Australian company CBH benefits from use of Falling Number instruments

CBH Group, one of Australia's largest grain organisations, declares a gain of several million AUD thanks to an increased use of Falling Number tests.

In a harvest like the present one where rain damage occurs, a thorough use of Falling Number tests on incoming grain has lead to upgrading from Feed to General Purpose or even milling grades such as APW and H2 on individual loads. This would not be possible if testing would only be done by visual inspection or by spot-check samples from silos.

Please find below the full November 14th News from CBH Group and a link to their web page.

For more information on the Falling Number test, please click here.

For more information about CBH, please click here.


Falling Numbers test adds millions to grain value (CBH press release, published Nov 14, 2011)

Grain growers have already gained $7.5 million of increased value for their crops this harvest due to CBH Group's mobilisation of Falling Number machines to accurately test incoming grain for rain damage.

CBH has deployed more than 80 Falling Number machines to its receival sites in the regions most affected by unseasonal heavy rain and storms since the start of harvest. More than 100 machines will be in use by the peak of the harvest.

Under the official Grains Industry of Western Australia Wheat Receival Standards and the Grain Trade Australia standards used in Eastern Australia any load in which sprouted grain is detected is classified as feed grade unless a Falling Number result is available to override the sprouted grain result.

Through the use of Falling Number machines, CBH is able to upgrade loads with sprouted grain from Feed to General Purpose or even into milling grades such as APW and H2.

CBH General Manager Operations, Colin Tutt, said load-by-load testing ensures the highest possible classification as the Falling Number result over-rides the visual presence of sprouted grains. It is the only mechanism that allows potential Feed to be upgraded to higher value milling grades.

"So far CBH has tested 3500 individual loads with an estimated value uplift of $7.5 million," Mr Tutt said.

"Given we are only 10 per cent of the way through the expected harvest, the value of having this service available to growers is very clear."

Mr Tutt said the Falling Number testing takes between 5-10 minutes per load.

"While the extra time can be frustrating at busy receival sites, we ask growers to be patient because it's likely to be worth the wait. It can be the difference between a Feed or higher grade classification.

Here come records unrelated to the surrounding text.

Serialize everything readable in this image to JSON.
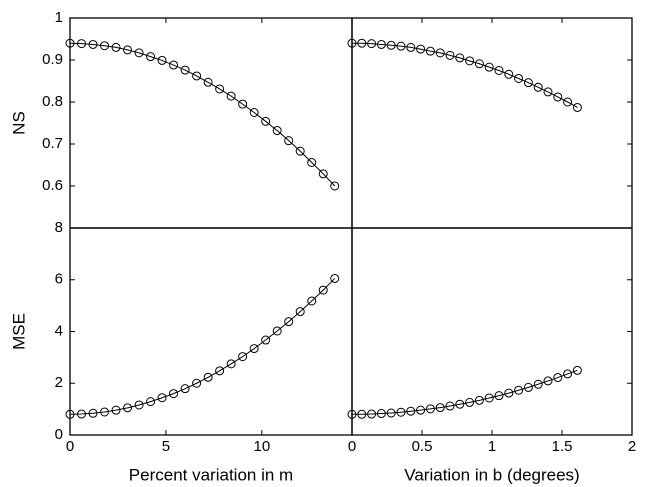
{
  "chart_data": [
    {
      "type": "line",
      "ylabel": "NS",
      "x": [
        0,
        0.6,
        1.2,
        1.8,
        2.4,
        3,
        3.6,
        4.2,
        4.8,
        5.4,
        6,
        6.6,
        7.2,
        7.8,
        8.4,
        9,
        9.6,
        10.2,
        10.8,
        11.4,
        12,
        12.6,
        13.2,
        13.8
      ],
      "series": [
        {
          "color": "#000000",
          "values": [
            0.94,
            0.939,
            0.937,
            0.934,
            0.93,
            0.924,
            0.917,
            0.908,
            0.899,
            0.888,
            0.876,
            0.862,
            0.847,
            0.831,
            0.814,
            0.795,
            0.775,
            0.754,
            0.732,
            0.708,
            0.683,
            0.656,
            0.629,
            0.6
          ]
        }
      ],
      "xlim": [
        0,
        14.7
      ],
      "ylim": [
        0.5,
        1
      ],
      "yticks": [
        0.6,
        0.7,
        0.8,
        0.9,
        1
      ]
    },
    {
      "type": "line",
      "x": [
        0,
        0.07,
        0.14,
        0.21,
        0.28,
        0.35,
        0.42,
        0.49,
        0.56,
        0.63,
        0.7,
        0.77,
        0.84,
        0.91,
        0.98,
        1.05,
        1.12,
        1.19,
        1.26,
        1.33,
        1.4,
        1.47,
        1.54,
        1.61
      ],
      "series": [
        {
          "color": "#000000",
          "values": [
            0.94,
            0.94,
            0.939,
            0.937,
            0.935,
            0.933,
            0.93,
            0.926,
            0.921,
            0.917,
            0.911,
            0.905,
            0.898,
            0.891,
            0.883,
            0.875,
            0.866,
            0.856,
            0.846,
            0.835,
            0.824,
            0.812,
            0.8,
            0.787
          ]
        }
      ],
      "xlim": [
        0,
        2
      ],
      "ylim": [
        0.5,
        1
      ]
    },
    {
      "type": "line",
      "ylabel": "MSE",
      "xlabel": "Percent variation in m",
      "x": [
        0,
        0.6,
        1.2,
        1.8,
        2.4,
        3,
        3.6,
        4.2,
        4.8,
        5.4,
        6,
        6.6,
        7.2,
        7.8,
        8.4,
        9,
        9.6,
        10.2,
        10.8,
        11.4,
        12,
        12.6,
        13.2,
        13.8
      ],
      "series": [
        {
          "color": "#000000",
          "values": [
            0.8,
            0.81,
            0.84,
            0.89,
            0.96,
            1.05,
            1.16,
            1.29,
            1.44,
            1.6,
            1.79,
            2.0,
            2.23,
            2.48,
            2.75,
            3.03,
            3.34,
            3.67,
            4.02,
            4.38,
            4.77,
            5.18,
            5.6,
            6.05
          ]
        }
      ],
      "xlim": [
        0,
        14.7
      ],
      "ylim": [
        0,
        8
      ],
      "xticks": [
        0,
        5,
        10
      ],
      "yticks": [
        0,
        2,
        4,
        6,
        8
      ]
    },
    {
      "type": "line",
      "xlabel": "Variation in b (degrees)",
      "x": [
        0,
        0.07,
        0.14,
        0.21,
        0.28,
        0.35,
        0.42,
        0.49,
        0.56,
        0.63,
        0.7,
        0.77,
        0.84,
        0.91,
        0.98,
        1.05,
        1.12,
        1.19,
        1.26,
        1.33,
        1.4,
        1.47,
        1.54,
        1.61
      ],
      "series": [
        {
          "color": "#000000",
          "values": [
            0.8,
            0.8,
            0.81,
            0.83,
            0.85,
            0.88,
            0.92,
            0.96,
            1.01,
            1.06,
            1.12,
            1.19,
            1.26,
            1.34,
            1.43,
            1.52,
            1.62,
            1.73,
            1.84,
            1.96,
            2.09,
            2.22,
            2.36,
            2.5
          ]
        }
      ],
      "xlim": [
        0,
        2
      ],
      "ylim": [
        0,
        8
      ],
      "xticks": [
        0,
        0.5,
        1,
        1.5,
        2
      ]
    }
  ]
}
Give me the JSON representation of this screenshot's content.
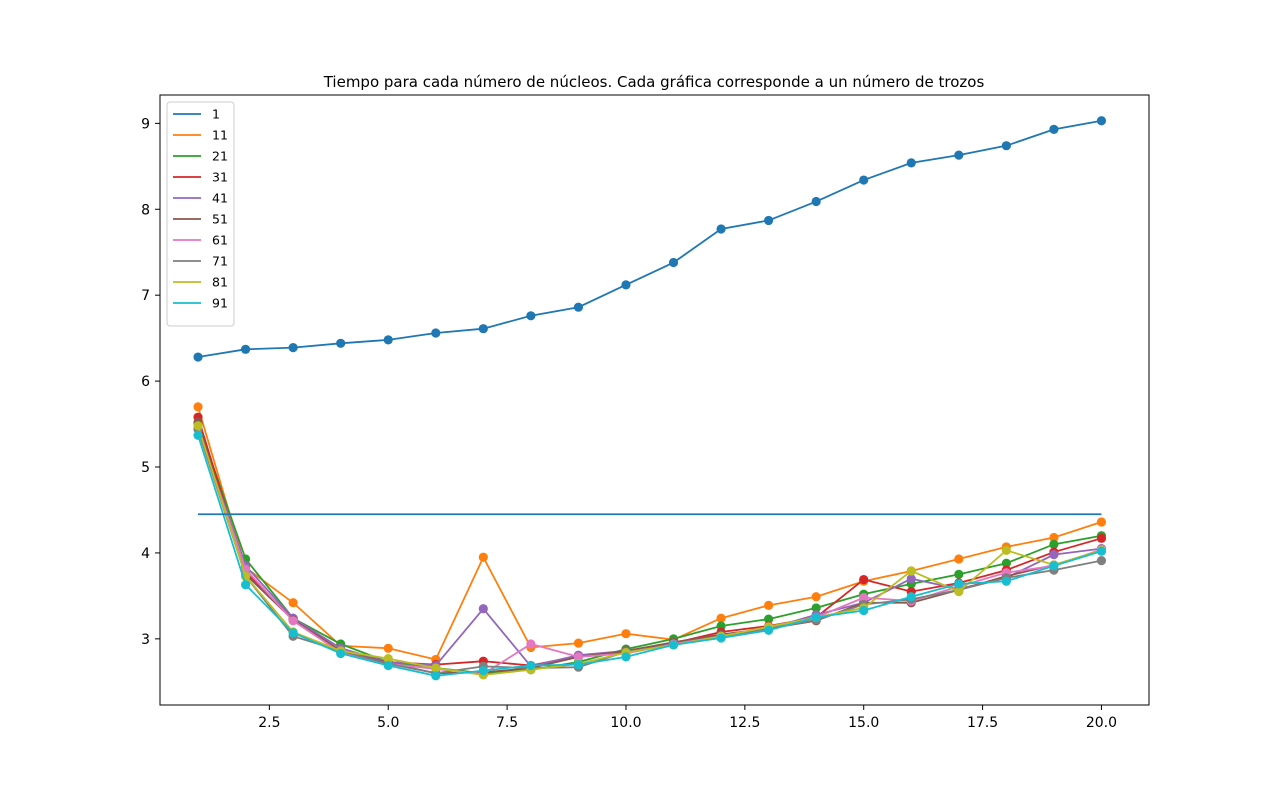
{
  "chart_data": {
    "type": "line",
    "title": "Tiempo para cada número de núcleos. Cada gráfica corresponde a un número de trozos",
    "xlabel": "",
    "ylabel": "",
    "xlim": [
      0.2,
      21.0
    ],
    "ylim": [
      2.23,
      9.33
    ],
    "xticks": [
      2.5,
      5.0,
      7.5,
      10.0,
      12.5,
      15.0,
      17.5,
      20.0
    ],
    "xtick_labels": [
      "2.5",
      "5.0",
      "7.5",
      "10.0",
      "12.5",
      "15.0",
      "17.5",
      "20.0"
    ],
    "yticks": [
      3,
      4,
      5,
      6,
      7,
      8,
      9
    ],
    "ytick_labels": [
      "3",
      "4",
      "5",
      "6",
      "7",
      "8",
      "9"
    ],
    "grid": false,
    "legend_position": "top-left",
    "x": [
      1,
      2,
      3,
      4,
      5,
      6,
      7,
      8,
      9,
      10,
      11,
      12,
      13,
      14,
      15,
      16,
      17,
      18,
      19,
      20
    ],
    "series": [
      {
        "name": "1",
        "color": "#1f77b4",
        "values": [
          6.28,
          6.37,
          6.39,
          6.44,
          6.48,
          6.56,
          6.61,
          6.76,
          6.86,
          7.12,
          7.38,
          7.77,
          7.87,
          8.09,
          8.34,
          8.54,
          8.63,
          8.74,
          8.93,
          9.03
        ]
      },
      {
        "name": "11",
        "color": "#ff7f0e",
        "values": [
          5.7,
          3.83,
          3.42,
          2.92,
          2.89,
          2.76,
          3.95,
          2.9,
          2.95,
          3.06,
          2.99,
          3.24,
          3.39,
          3.49,
          3.67,
          3.79,
          3.93,
          4.07,
          4.18,
          4.36
        ]
      },
      {
        "name": "21",
        "color": "#2ca02c",
        "values": [
          5.51,
          3.93,
          3.24,
          2.94,
          2.73,
          2.66,
          2.6,
          2.64,
          2.73,
          2.88,
          3.0,
          3.15,
          3.23,
          3.36,
          3.52,
          3.64,
          3.75,
          3.88,
          4.1,
          4.2
        ]
      },
      {
        "name": "31",
        "color": "#d62728",
        "values": [
          5.58,
          3.78,
          3.23,
          2.86,
          2.73,
          2.7,
          2.74,
          2.69,
          2.8,
          2.85,
          2.95,
          3.08,
          3.15,
          3.25,
          3.69,
          3.55,
          3.65,
          3.8,
          4.01,
          4.17
        ]
      },
      {
        "name": "41",
        "color": "#9467bd",
        "values": [
          5.45,
          3.85,
          3.24,
          2.89,
          2.73,
          2.69,
          3.35,
          2.68,
          2.81,
          2.86,
          2.95,
          3.05,
          3.12,
          3.28,
          3.42,
          3.7,
          3.58,
          3.71,
          3.98,
          4.05
        ]
      },
      {
        "name": "51",
        "color": "#8c564b",
        "values": [
          5.52,
          3.75,
          3.22,
          2.86,
          2.72,
          2.6,
          2.61,
          2.66,
          2.79,
          2.86,
          2.96,
          3.05,
          3.12,
          3.21,
          3.42,
          3.42,
          3.57,
          3.73,
          3.86,
          4.03
        ]
      },
      {
        "name": "61",
        "color": "#e377c2",
        "values": [
          5.44,
          3.81,
          3.21,
          2.84,
          2.71,
          2.65,
          2.59,
          2.94,
          2.79,
          2.83,
          2.94,
          3.03,
          3.14,
          3.25,
          3.48,
          3.44,
          3.61,
          3.77,
          3.85,
          4.04
        ]
      },
      {
        "name": "71",
        "color": "#7f7f7f",
        "values": [
          5.44,
          3.73,
          3.03,
          2.86,
          2.71,
          2.6,
          2.68,
          2.66,
          2.67,
          2.85,
          2.93,
          3.02,
          3.12,
          3.22,
          3.4,
          3.46,
          3.57,
          3.71,
          3.8,
          3.91
        ]
      },
      {
        "name": "81",
        "color": "#bcbd22",
        "values": [
          5.48,
          3.73,
          3.08,
          2.86,
          2.77,
          2.66,
          2.58,
          2.64,
          2.71,
          2.84,
          2.93,
          3.03,
          3.14,
          3.25,
          3.36,
          3.79,
          3.55,
          4.03,
          3.86,
          4.03
        ]
      },
      {
        "name": "91",
        "color": "#17becf",
        "values": [
          5.37,
          3.63,
          3.07,
          2.83,
          2.69,
          2.57,
          2.63,
          2.69,
          2.7,
          2.79,
          2.93,
          3.01,
          3.1,
          3.25,
          3.33,
          3.49,
          3.64,
          3.67,
          3.85,
          4.02
        ]
      },
      {
        "name": "",
        "color": "#1f77b4",
        "type": "hline",
        "y": 4.45,
        "x_range": [
          1,
          20
        ]
      }
    ]
  }
}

"Our Falling Number machines are here to create value for our growers and that is exactly what they will be doing this harvest. Our aim is to not have to downgrade any load to feed based on visual sprouted alone, however this will be increasingly difficult as seasonal conditions deteriorate in a number of areas across the state."

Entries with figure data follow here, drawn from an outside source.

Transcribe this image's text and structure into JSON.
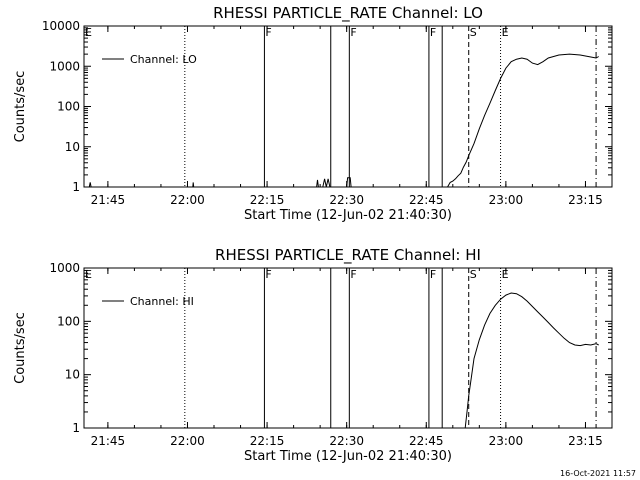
{
  "timestamp": "16-Oct-2021 11:57",
  "chart_data": [
    {
      "type": "line",
      "title": "RHESSI PARTICLE_RATE Channel: LO",
      "xlabel": "Start Time (12-Jun-02 21:40:30)",
      "ylabel": "Counts/sec",
      "yscale": "log",
      "xlim": [
        "21:40:30",
        "23:20:00"
      ],
      "ylim": [
        1,
        10000
      ],
      "x_ticks": [
        "21:45",
        "22:00",
        "22:15",
        "22:30",
        "22:45",
        "23:00",
        "23:15"
      ],
      "y_ticks": [
        "1",
        "10",
        "100",
        "1000",
        "10000"
      ],
      "legend": {
        "position": "top-left",
        "entries": [
          "Channel: LO"
        ]
      },
      "event_markers": [
        {
          "label": "E",
          "time": "21:40:30",
          "style": "dotted"
        },
        {
          "label": "",
          "time": "21:59:30",
          "style": "dotted"
        },
        {
          "label": "F",
          "time": "22:14:30",
          "style": "solid"
        },
        {
          "label": "",
          "time": "22:27:00",
          "style": "solid"
        },
        {
          "label": "F",
          "time": "22:30:30",
          "style": "solid"
        },
        {
          "label": "F",
          "time": "22:45:30",
          "style": "solid"
        },
        {
          "label": "",
          "time": "22:48:00",
          "style": "solid"
        },
        {
          "label": "S",
          "time": "22:53:00",
          "style": "dashed"
        },
        {
          "label": "E",
          "time": "22:59:00",
          "style": "dotted"
        },
        {
          "label": "",
          "time": "23:17:00",
          "style": "dashdot"
        }
      ],
      "series": [
        {
          "name": "Channel: LO",
          "segments": [
            [
              [
                "21:41:30",
                1
              ],
              [
                "21:41:40",
                1.3
              ],
              [
                "21:41:50",
                1
              ]
            ],
            [
              [
                "22:01:00",
                1
              ],
              [
                "22:01:05",
                1.3
              ],
              [
                "22:01:10",
                1
              ]
            ],
            [
              [
                "22:24:20",
                1
              ],
              [
                "22:24:30",
                1.5
              ],
              [
                "22:24:40",
                1
              ]
            ],
            [
              [
                "22:25:30",
                1
              ],
              [
                "22:25:50",
                1.6
              ],
              [
                "22:26:10",
                1
              ],
              [
                "22:26:30",
                1.6
              ],
              [
                "22:26:50",
                1
              ]
            ],
            [
              [
                "22:30:00",
                1
              ],
              [
                "22:30:10",
                1.7
              ],
              [
                "22:30:40",
                1.7
              ],
              [
                "22:30:50",
                1
              ]
            ],
            [
              [
                "22:49:00",
                1
              ],
              [
                "22:49:30",
                1.3
              ],
              [
                "22:50:00",
                1.4
              ],
              [
                "22:50:30",
                1.6
              ],
              [
                "22:51:00",
                1.9
              ],
              [
                "22:51:30",
                2.2
              ],
              [
                "22:52:00",
                3.1
              ],
              [
                "22:52:30",
                4.1
              ],
              [
                "22:53:00",
                6
              ],
              [
                "22:54:00",
                12
              ],
              [
                "22:55:00",
                28
              ],
              [
                "22:56:00",
                60
              ],
              [
                "22:57:00",
                120
              ],
              [
                "22:58:00",
                250
              ],
              [
                "22:59:00",
                500
              ],
              [
                "23:00:00",
                900
              ],
              [
                "23:01:00",
                1300
              ],
              [
                "23:02:00",
                1500
              ],
              [
                "23:03:00",
                1600
              ],
              [
                "23:04:00",
                1500
              ],
              [
                "23:05:00",
                1200
              ],
              [
                "23:06:00",
                1100
              ],
              [
                "23:07:00",
                1300
              ],
              [
                "23:08:00",
                1600
              ],
              [
                "23:10:00",
                1900
              ],
              [
                "23:12:00",
                2000
              ],
              [
                "23:14:00",
                1900
              ],
              [
                "23:16:00",
                1700
              ],
              [
                "23:17:00",
                1600
              ],
              [
                "23:17:30",
                1750
              ]
            ]
          ]
        }
      ]
    },
    {
      "type": "line",
      "title": "RHESSI PARTICLE_RATE Channel: HI",
      "xlabel": "Start Time (12-Jun-02 21:40:30)",
      "ylabel": "Counts/sec",
      "yscale": "log",
      "xlim": [
        "21:40:30",
        "23:20:00"
      ],
      "ylim": [
        1,
        1000
      ],
      "x_ticks": [
        "21:45",
        "22:00",
        "22:15",
        "22:30",
        "22:45",
        "23:00",
        "23:15"
      ],
      "y_ticks": [
        "1",
        "10",
        "100",
        "1000"
      ],
      "legend": {
        "position": "top-left",
        "entries": [
          "Channel: HI"
        ]
      },
      "event_markers": [
        {
          "label": "E",
          "time": "21:40:30",
          "style": "dotted"
        },
        {
          "label": "",
          "time": "21:59:30",
          "style": "dotted"
        },
        {
          "label": "F",
          "time": "22:14:30",
          "style": "solid"
        },
        {
          "label": "",
          "time": "22:27:00",
          "style": "solid"
        },
        {
          "label": "F",
          "time": "22:30:30",
          "style": "solid"
        },
        {
          "label": "F",
          "time": "22:45:30",
          "style": "solid"
        },
        {
          "label": "",
          "time": "22:48:00",
          "style": "solid"
        },
        {
          "label": "S",
          "time": "22:53:00",
          "style": "dashed"
        },
        {
          "label": "E",
          "time": "22:59:00",
          "style": "dotted"
        },
        {
          "label": "",
          "time": "23:17:00",
          "style": "dashdot"
        }
      ],
      "series": [
        {
          "name": "Channel: HI",
          "segments": [
            [
              [
                "22:52:20",
                1
              ],
              [
                "22:52:40",
                2
              ],
              [
                "22:53:00",
                4
              ],
              [
                "22:53:30",
                9
              ],
              [
                "22:54:00",
                20
              ],
              [
                "22:55:00",
                45
              ],
              [
                "22:56:00",
                85
              ],
              [
                "22:57:00",
                140
              ],
              [
                "22:58:00",
                200
              ],
              [
                "22:59:00",
                260
              ],
              [
                "23:00:00",
                310
              ],
              [
                "23:01:00",
                340
              ],
              [
                "23:02:00",
                330
              ],
              [
                "23:03:00",
                290
              ],
              [
                "23:04:00",
                240
              ],
              [
                "23:05:00",
                190
              ],
              [
                "23:06:00",
                150
              ],
              [
                "23:07:00",
                120
              ],
              [
                "23:08:00",
                95
              ],
              [
                "23:09:00",
                75
              ],
              [
                "23:10:00",
                60
              ],
              [
                "23:11:00",
                48
              ],
              [
                "23:12:00",
                40
              ],
              [
                "23:13:00",
                36
              ],
              [
                "23:14:00",
                35
              ],
              [
                "23:15:00",
                37
              ],
              [
                "23:16:00",
                36
              ],
              [
                "23:17:00",
                38
              ],
              [
                "23:17:30",
                36
              ]
            ]
          ]
        }
      ]
    }
  ]
}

CBH Customer Quality Manager Dr Richard Williams said sprouted grains contained damaged starch and protein components resulting in poor quality end products.

"Bread made from flour with sprouted wheat can have a very dark crust and a sticky interior, or in severe cases the loaf may have a hollow interior," Dr Williams said. "Noodles made from sprouted wheat will be sticky, and in some cases disintegrate during the cooking process."

Dr Williams said CBH's management plan combining load-by-load testing with site monitoring enabled the best possible classification for growers' wheat deliveries while maintaining WA's reputation to supply quality wheat.